Quantifiers and patterns

Use SMTPat and pattern for fine control over SMT proof.

The following example demonstrates the use of patterns in lemmas and universal quantifiers.

The proof of the test lemma below uses an assumed associativity lemma for the operation (+): t -> t -> t and the forall quantified formula in the pre-condition, stating commutativity of (+).

assume type t

assume val (+): t -> t -> t

assume val plus_associative: x:t -> y:t -> z:t -> Lemma
  (requires True)
  (ensures  ((x + y) + z == x + (y + z)))
  [SMTPat ((x + y) + z)]

irreducible let trigger (x:t) (y:t) = True

val test: x:t -> y:t -> z:t -> Lemma
  (requires (forall (a:t) (b:t).{:pattern (trigger a b)} trigger a b /\ a + b == b + a))
  (ensures  ((x + y) + z == (z + y) + x))
let test x y z = cut (trigger z y /\ trigger x (z + y))

The SMTPat annotation in plus_associative results in the lemma being instantiated for x,y, and z whenever Z3 creates a term that matches the pattern (x + y) + z during proof search.

The :pattern annotation in the quantifier in the requires clause of test plays a similar role, instantiating the quantifier for a and b whenever proof search creates a term trigger a b. The proof of test creates two such terms explicitly using cut. Note that irreducible increases verification performance.

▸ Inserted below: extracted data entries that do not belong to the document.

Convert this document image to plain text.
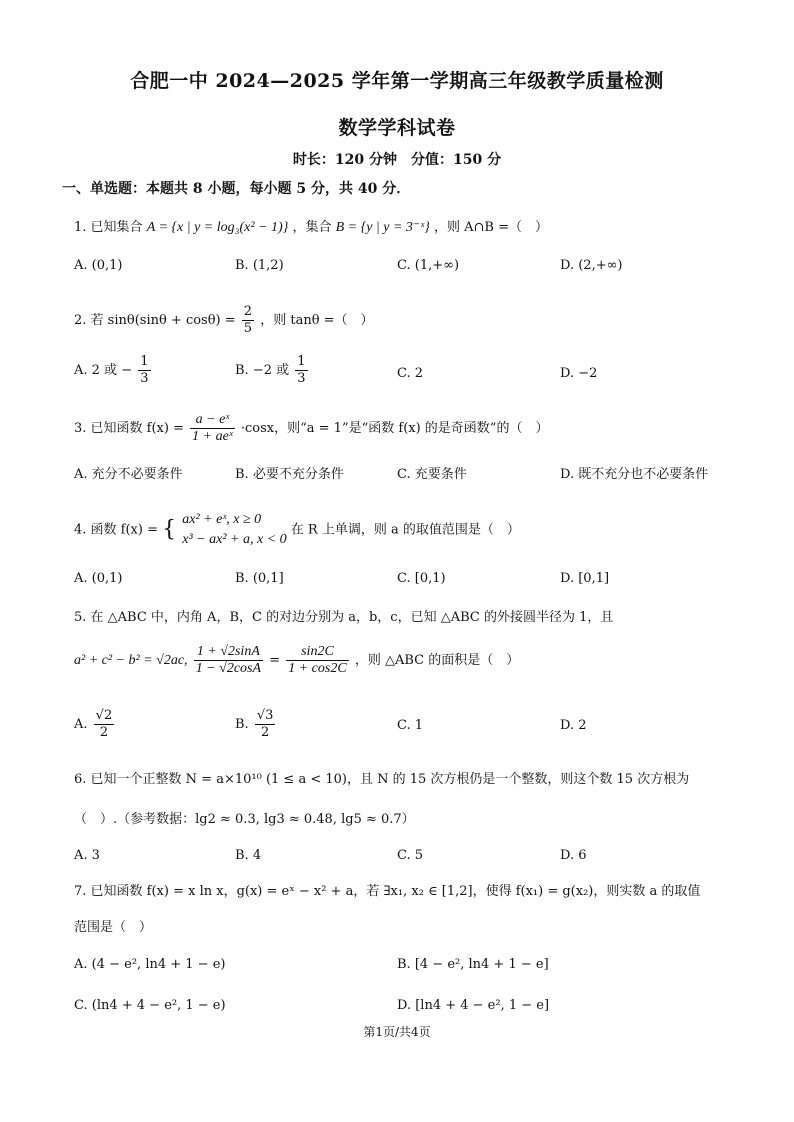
合肥一中 2024—2025 学年第一学期高三年级教学质量检测
数学学科试卷
时长：120 分钟　分值：150 分
一、单选题：本题共 8 小题，每小题 5 分，共 40 分．
1. 已知集合 A = {x | y = log₃(x² − 1)} ，集合 B = {y | y = 3⁻ˣ} ，则 A∩B =（　）
A. (0,1)	B. (1,2)	C. (1,+∞)	D. (2,+∞)
2. 若 $\sin\theta(\sin\theta + \cos\theta) = \frac{2}{5}$ ，则 tanθ =（　）
A. 2 或 − $\frac{1}{3}$	B. −2 或 $\frac{1}{3}$	C. 2	D. −2
3. 已知函数 $f(x) = \frac{\text{a − eˣ}}{\text{1 + aeˣ}} \cdot\cos x$，则“a = 1”是“函数 f(x) 的是奇函数”的（　）
A. 充分不必要条件	B. 必要不充分条件	C. 充要条件	D. 既不充分也不必要条件
4. 函数 f(x) = { ax² + eˣ, x ≥ 0
x³ − ax² + a, x < 0
在 R 上单调，则 a 的取值范围是（　）
A. (0,1)	B. (0,1]	C. [0,1)	D. [0,1]
5. 在 △ABC 中，内角 A，B，C 的对边分别为 a，b，c，已知 △ABC 的外接圆半径为 1，且
a² + c² − b² = √2ac, $\frac{1 + √2\sin A}{1 - √2\cos A} = \frac{\sin 2C}{1 + \cos 2C}$ ，则 △ABC 的面积是（　）
A. $\frac{√2}{2}$	B. $\frac{√3}{2}$	C. 1	D. 2
6. 已知一个正整数 N = a×10¹⁰ (1 ≤ a < 10)，且 N 的 15 次方根仍是一个整数，则这个数 15 次方根为
（　）.（参考数据：lg2 ≈ 0.3, lg3 ≈ 0.48, lg5 ≈ 0.7）
A. 3	B. 4	C. 5	D. 6
7. 已知函数 f(x) = x ln x，g(x) = eˣ − x² + a，若 ∃x₁, x₂ ∈ [1,2]，使得 f(x₁) = g(x₂)，则实数 a 的取值
范围是（　）
A. (4 − e², ln4 + 1 − e)	B. [4 − e², ln4 + 1 − e]
C. (ln4 + 4 − e², 1 − e)	D. [ln4 + 4 − e², 1 − e]
第1页/共4页
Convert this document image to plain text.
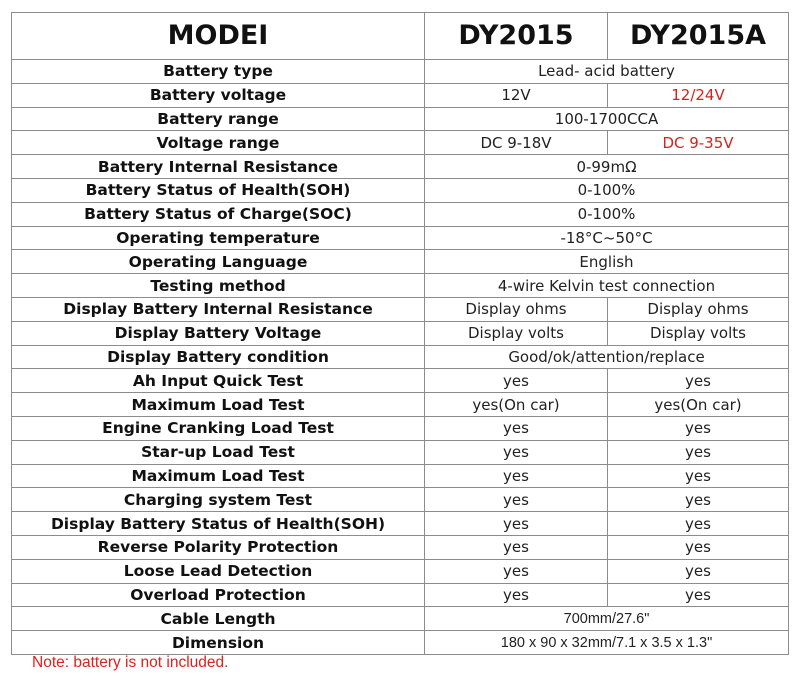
MODEI	DY2015	DY2015A
Battery type	Lead- acid battery	
Battery voltage	12V	12/24V
Battery range	100-1700CCA	
Voltage range	DC 9-18V	DC 9-35V
Battery Internal Resistance	0-99mΩ	
Battery Status of Health(SOH)	0-100%	
Battery Status of Charge(SOC)	0-100%	
Operating temperature	-18°C~50°C	
Operating Language	English	
Testing method	4-wire Kelvin test connection	
Display Battery Internal Resistance	Display ohms	Display ohms
Display Battery Voltage	Display volts	Display volts
Display Battery condition	Good/ok/attention/replace	
Ah Input Quick Test	yes	yes
Maximum Load Test	yes(On car)	yes(On car)
Engine Cranking Load Test	yes	yes
Star-up Load Test	yes	yes
Maximum Load Test	yes	yes
Charging system Test	yes	yes
Display Battery Status of Health(SOH)	yes	yes
Reverse Polarity Protection	yes	yes
Loose Lead Detection	yes	yes
Overload Protection	yes	yes
Cable Length	700mm/27.6"	
Dimension	180 x 90 x 32mm/7.1 x 3.5 x 1.3"	
Note: battery is not included.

The proof of the test lemma follows from:

(x + y) + z == x + (y + z)     SMTPat ((x + y) + z)    (x + y) + z == x + (y + z)
            == x + (z + y)     trigger z y             z + y == y + z
            == (z + y) + x     trigger x (z + y)       x + (z + y) == (z + y) + x
QED

This hints at one possible strategy that Z3 could use to deduce the validity of the lemma.